I was reading about the Cauchy–Schwarz inequality from Courant, Hilbert – Methods Of Mathematical Physics Vol 1 and I can not understand what they mean when they said the line that has been highlighted with red in the picture given below
I can not understand why a and b has to be proportional and why is this so crucial for the roots to be imaginary and why we want the roots to be imaginary in the first place.
Best Answer
Hint: The quadratic equation $ax^2+bx+c=0$ has real roots if and only if $b^2-4ac\ge 0$.
Added: The quadratic polynomial $\sum_1^n (a_ix+b_i)^2$ is a sum of squares.

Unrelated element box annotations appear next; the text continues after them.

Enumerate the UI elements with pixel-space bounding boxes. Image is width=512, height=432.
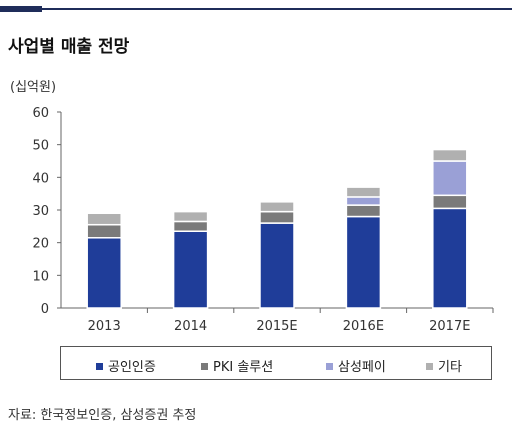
legend-item-0: 공인인증 [96,356,156,375]
y-tick-label-2: 20 [32,237,49,252]
bar-2013-PKI 솔루션 [86,223,122,239]
x-tick-label-0: 2013 [88,319,121,334]
bar-2016E-PKI 솔루션 [345,204,382,218]
bar-2014-PKI 솔루션 [172,220,209,232]
legend-item-1: PKI 솔루션 [201,356,273,375]
bar-2017E-공인인증 [432,207,468,309]
y-tick-label-3: 30 [32,204,49,219]
legend-swatch-0 [96,363,103,370]
bar-2017E-기타 [432,148,468,162]
legend-swatch-3 [426,363,433,370]
y-tick-label-1: 10 [32,269,49,284]
bar-2016E-공인인증 [345,215,382,309]
y-tick-label-5: 50 [32,139,49,154]
legend-label-1: PKI 솔루션 [213,360,274,375]
bar-2015E-기타 [259,201,295,213]
stacked-bar-chart: 0 10 20 30 40 50 60 2013 2014 2015E 2016E 2017E [32,106,494,334]
x-tick-label-3: 2016E [343,319,384,334]
legend-label-2: 삼성페이 [338,360,386,375]
bar-2017E-삼성페이 [432,160,468,197]
bar-2014-기타 [172,210,209,223]
bar-2016E-기타 [345,186,382,198]
legend-label-0: 공인인증 [108,360,156,375]
x-tick-label-4: 2017E [429,319,470,334]
bar-2015E-PKI 솔루션 [259,210,295,224]
y-tick-label-6: 60 [32,106,49,121]
x-tick-label-1: 2014 [174,319,207,334]
bar-2017E-PKI 솔루션 [432,194,468,210]
y-tick-label-4: 40 [32,171,49,186]
bar-2016E-삼성페이 [345,196,382,206]
bar-2013-공인인증 [86,237,122,309]
bar-2015E-공인인증 [259,222,295,309]
legend: 공인인증 PKI 솔루션 삼성페이 기타 [60,346,492,380]
legend-swatch-2 [326,363,333,370]
legend-item-2: 삼성페이 [326,356,386,375]
source-note: 자료: 한국정보인증, 삼성증권 추정 [8,408,197,423]
chart-title: 사업별 매출 전망 [8,37,130,57]
bar-2014-공인인증 [172,230,209,309]
y-axis-unit-label: (십억원) [10,80,57,95]
legend-label-3: 기타 [438,360,462,375]
legend-item-3: 기타 [426,356,462,375]
y-tick-label-0: 0 [41,302,49,317]
bar-2013-기타 [86,212,122,226]
header-rule [0,8,512,10]
x-tick-label-2: 2015E [256,319,297,334]
legend-swatch-1 [201,363,208,370]
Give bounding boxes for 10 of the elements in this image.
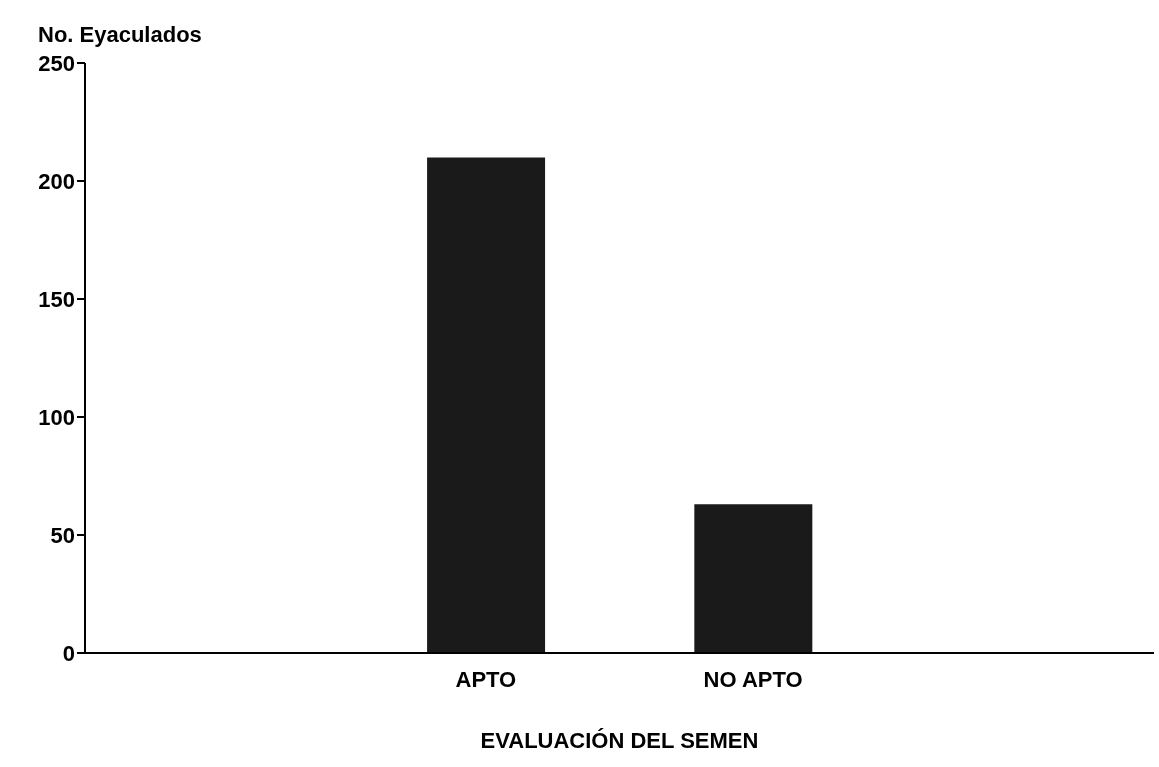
x-axis-title: EVALUACIÓN DEL SEMEN [480,728,759,753]
x-tick-label: APTO [455,666,517,692]
x-tick-label: NO APTO [703,666,803,692]
y-tick-label: 0 [62,640,75,666]
y-axis-title: No. Eyaculados [38,22,202,48]
y-tick-label: 250 [38,50,75,76]
y-tick-label: 50 [50,522,75,548]
y-tick-label: 100 [38,404,75,430]
y-tick-label: 200 [38,168,75,194]
y-tick-label: 150 [38,286,75,312]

Thus this polynomial is always $\ge 0$.
Recall that a quadratic $ax^2+bx+c$, where $a\gt 0$, is always $\ge 0$ if and only if the discriminant $b^2-4ac$ is $\le 0$. Compute the discriminant of the messy quadratic. The inequality $b^2-4ac\le 0$ turns out to be precisely the C-S Inequality (well, we have to divide by $4$).
As to when we have equality, the quadratic has a real root $k$ if and only if $a_ik+b_i=0$ for all $i$. This is the case iff $b_i=-ka_i$, meaning that the $a_i$ and $b_i$ are proportional.
By the way, things are I think marginally prettier if we look at the polynomial $\sum_1^n (a_ix-b_i)^2$.